Lo scorso anno si è confermata anche la parabola di fenomeni criminali con furti di trattori, falciatrici e altri mezzi agricoli, gasolio, rame, prodotti (dai limoni alle nocciole, dall’olio al vino) e animali con un ritorno dell’abigeato con veri e propri raid organizzati a livelli quasi militari strettamente connessi con la macellazione clandestina. A tutto questo, viene sottolineato nel Rapporto, si aggiungono racket, usura, danneggiamento, pascolo abusivo, estorsione nelle campagne mentre nelle città, silenziosamente, i tradizionali fruttivendoli e i fiorai sono quasi completamente scomparsi, sostituiti da egiziani indiani e pakistani che controllano ormai gran parte delle rivendite sul territorio: quasi un “miracolo all’italiana” affiancato però dal dubbio che tanta efficacia organizzativa possa anche essere il prodotto di una recente intromissione mafiosa per il marketing.

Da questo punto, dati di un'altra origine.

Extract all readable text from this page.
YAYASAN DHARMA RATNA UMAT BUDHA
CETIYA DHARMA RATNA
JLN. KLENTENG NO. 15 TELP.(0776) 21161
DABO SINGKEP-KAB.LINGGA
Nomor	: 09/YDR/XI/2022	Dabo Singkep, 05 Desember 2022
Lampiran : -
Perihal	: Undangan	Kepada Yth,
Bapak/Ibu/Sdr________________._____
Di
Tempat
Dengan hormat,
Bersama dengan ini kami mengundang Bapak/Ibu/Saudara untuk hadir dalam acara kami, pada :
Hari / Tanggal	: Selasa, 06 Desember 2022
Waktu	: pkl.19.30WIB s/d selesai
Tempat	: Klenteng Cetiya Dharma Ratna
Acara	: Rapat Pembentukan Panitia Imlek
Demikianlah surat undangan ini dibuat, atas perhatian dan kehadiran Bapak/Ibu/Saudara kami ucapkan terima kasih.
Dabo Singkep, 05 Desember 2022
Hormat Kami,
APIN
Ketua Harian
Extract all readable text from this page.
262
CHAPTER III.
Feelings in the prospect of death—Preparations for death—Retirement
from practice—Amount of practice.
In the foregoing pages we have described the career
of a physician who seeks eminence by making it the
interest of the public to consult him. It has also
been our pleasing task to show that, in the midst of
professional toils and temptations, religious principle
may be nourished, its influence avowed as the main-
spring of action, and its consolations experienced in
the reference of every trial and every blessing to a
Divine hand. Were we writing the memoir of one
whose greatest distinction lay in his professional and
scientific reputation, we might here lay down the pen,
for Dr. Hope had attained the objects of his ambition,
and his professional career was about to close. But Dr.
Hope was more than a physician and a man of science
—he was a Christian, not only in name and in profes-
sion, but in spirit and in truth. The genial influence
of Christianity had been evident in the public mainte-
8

“Siamo ormai di fronte a organizzazioni che esprimono una ‘governance multilivello’ o più ‘governance multilivello’ sempre più interessate a sviluppare affari in collaborazione che non a combattersi – hanno detto il presidente dell’Eurispes, Gian Maria Fara, e il presidente del Comitato Scientifico della Fondazione Osservatorio Agromafie, Gian Carlo Caselli – Il comparto agroalimentare si presta ai condizionamenti e alle penetrazioni: poter esercitare il controllo di uno o più grandi buyer significa poter condizionare la stessa produzione e di conseguenza il prezzo di raccolta – hanno aggiunto – così come avere in proprietà catene di esercizi commerciali o di supermercati consente di determinare il successo di un prodotto rispetto ad altri. Si può ormai ragionevolmente parlare di mafia 3.0. – hanno concluso Fara e Caselli – La ‘struttura intelligente’ si pone al servizio trasversale delle diverse organizzazioni, accogliendone le disponibilità finanziarie per valorizzarle e accrescerle attraverso modalità dall’apparenza lecita”.
“Le agromafie sono diventate molto più complesse e raffinate – ha detto il presidente della Coldiretti, Ettore Prandini – e non vanno più combattute solo a livello militare e di polizia ma vanno contrastate a tutti i livelli: dalla produzione alla distribuzione fino agli uffici dei colletti bianchi dove transitano i capitali da ripulire, garantendo al tempo stesso la sicurezza della salute dei consumatori troppo spesso messa a rischio da truffe e inganni solo per ragioni speculative. Gli ottimi risultati dell’attività di contrasto – ha evidenziato Prandini – confermano la necessità di tenere alta la guardia e di stringere le maglie ancora larghe della legislazione con la riforma dei reati in materia agroalimentare. L’innovazione tecnologica e i nuovi sistemi di produzione e distribuzione globali rendono ancora più pericolose le frodi agroalimentari che per questo vanno perseguite con un sistema punitivo più adeguato con l’approvazione delle proposte di riforma dei reati alimentari presentate dall’apposita Commissione presieduta da Giancarlo Caselli, presidente del comitato scientifico dell’Osservatorio Agromafie promosso dalla Coldiretti”.